И в час ночной, и в зыбкий час рассвета,
И в озаренье солнечного дня
Летит вперед безумная планета,
Мою судьбу с своей соединя.
Я слышу грома гулкие обвалы
И молнии, пронзающие тьму,
О гибели вещают небывалой
Раскрытому в грядущее уму.
Но что мне гибель, если миг единый
Сознанья больше всех иных веков,
Наполненных вознею муравьиной
Безумных толп и злобой вожаков!
Глухих слепцов блаженства не нарушу
Словами правды о ночной судьбе.
Во мне растет, переполняя душу,
Великое молчанье о тебе.
Одной мечтой живу, изнемогая,
С тех пор, как я в твой странный мир проник, –
Из всех личин, где в каждой ты другая,
Создать твой цельный, твой единый лик.
Что раньше было радостью и болью,
Хочу вместить в звенящую строку.
Пусть память раны присыпает солью,
Я всю тебя из мрака извлеку.
Покинув край, где холодно и дико,
Под бледным солнцем радости земной,
Прозрачной тенью, словно Эвридика,
Ты навсегда последуешь за мной.
Вспорхнут ветра, взыграют с плеском волны,
Безмерным светом озарится твердь,
И в первый раз вдохну я грудью полной
И оглянусь. И это будет смерть.
Какое имею я право ставить рядом таких разных поэтов? По структуре стиха – ничего общего (народная песнь и ода). И идеи как будто разные… А общее все-таки есть: свет, бьющий изнутри. Всем трем поэтам не нужно круженье ассоциаций, как бы ощупывающих пальцами слепого незримое лицо. Это стихи прямого луча из вечности… Или в вечность. Стихи, вызванные ослепительным чувством, где-то на пороге поэтического (за ним – что-то, перед которым и поэзия – ничто). Стихи поэтов, ослепленных прямым лучом…

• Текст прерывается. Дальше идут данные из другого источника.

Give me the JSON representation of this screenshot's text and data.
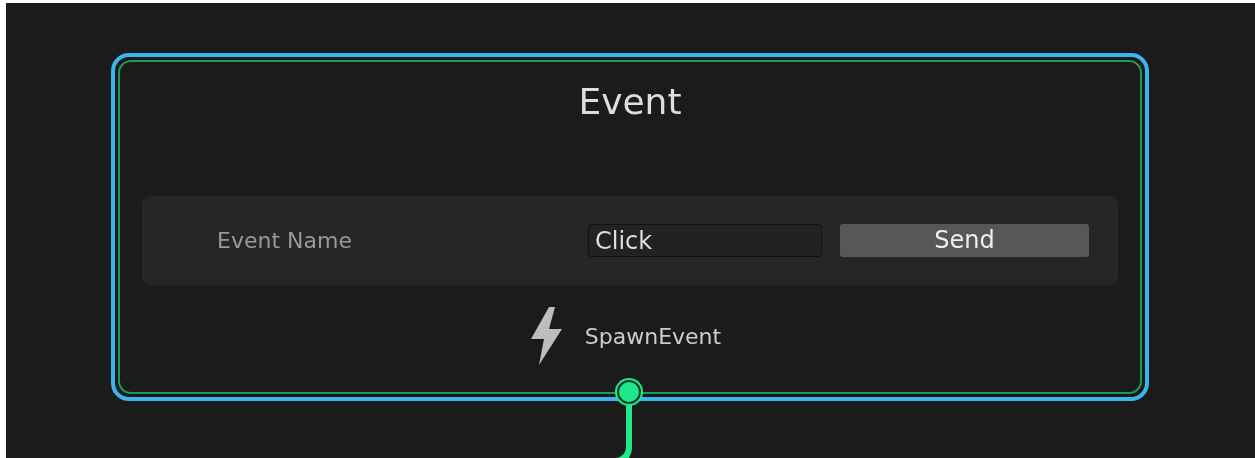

Если бы Полячек жил дольше, – он, может быть, вышел бы из напряженности своей прямизны к переходам прямой и круга, целостной и подробной тишины. Он умер рано – и все же я ставлю его рядом с поэтами более зрелыми. Его объединяет с ними чувство луча, «который может смерть рассечь». Главная тема всех современных вестников – прохожденье через смерть. Как в стихотворении Зины Миркиной, которое я уже как-то цитировал (в эссе о Достоевском):
Этому ни вида, ни названья.
Это холод камня. Ничего.
Мы разбились о Твое молчанье,
Мы не можем вынести его.
Умер Бог, и каждую минуту,
Каждый наш земной короткий час
Наступает очередь кому-то
Непременно уходить от нас.
О, какая страшная дорога!
Как мы бьемся лбами о судьбу,
Как мы молим умершего Бога,
Позабыв, что Он лежит в гробу.
Господи, откликнись! Слышишь, Боже?
Мы не помним, пьяные тоской,
Что кощунство – мертвого тревожить,
Нерушимый нарушать покой.
Нас приводит в трепет, в содроганье
Мертвых черт бестрепетная гладь.
Мы разбились о Твое молчанье,
Но еще не в силах замолчать.
И на круги возвращаясь снова,
Не умеем, пав земле на грудь,
В недрах смерти отыскать живого,
Чтоб на третий день его вернуть.
И в сердца не входит слово «верьте»,
И осанна посредине тризн.
Как нам трудно справиться со смертью,
Как нам трудно погрузиться в жизнь.
Только Ты допил молчанья чашу,
Мы ж ее пригубили едва.
Так прости оставленности нашей
Жалкие, бессильные слова,
Этот крик над тихою могилой,
Перед тайной молчаливых трав.
Замолчать еще не стало силы,
Говорить уже не стало прав.
Так в моем уме – к началу 80-х – сложилась группа из нескольких поэтов. Потом началась гласность, и вышли две книги стихов Вениамина Блаженных (Вениамина Михайловича Айзенштадта). Автору в это время было 69 лет. В «Контурах автобиографии» он начинает с судьбы своего отца:
«Несчастья его узнавали, как голуби, которых он подкармливал нищенскими крохами. Он и сам накликал на себя несчастья: «Варт, варт», – предупреждал он («погоди, погоди»), но не со злорадством, а с упоением – он был избранником горя и знал об этом. На меня отец поглядывал с опаской: вдруг я окажусь счастливчиком, т. е. предателем наследственного злополучия.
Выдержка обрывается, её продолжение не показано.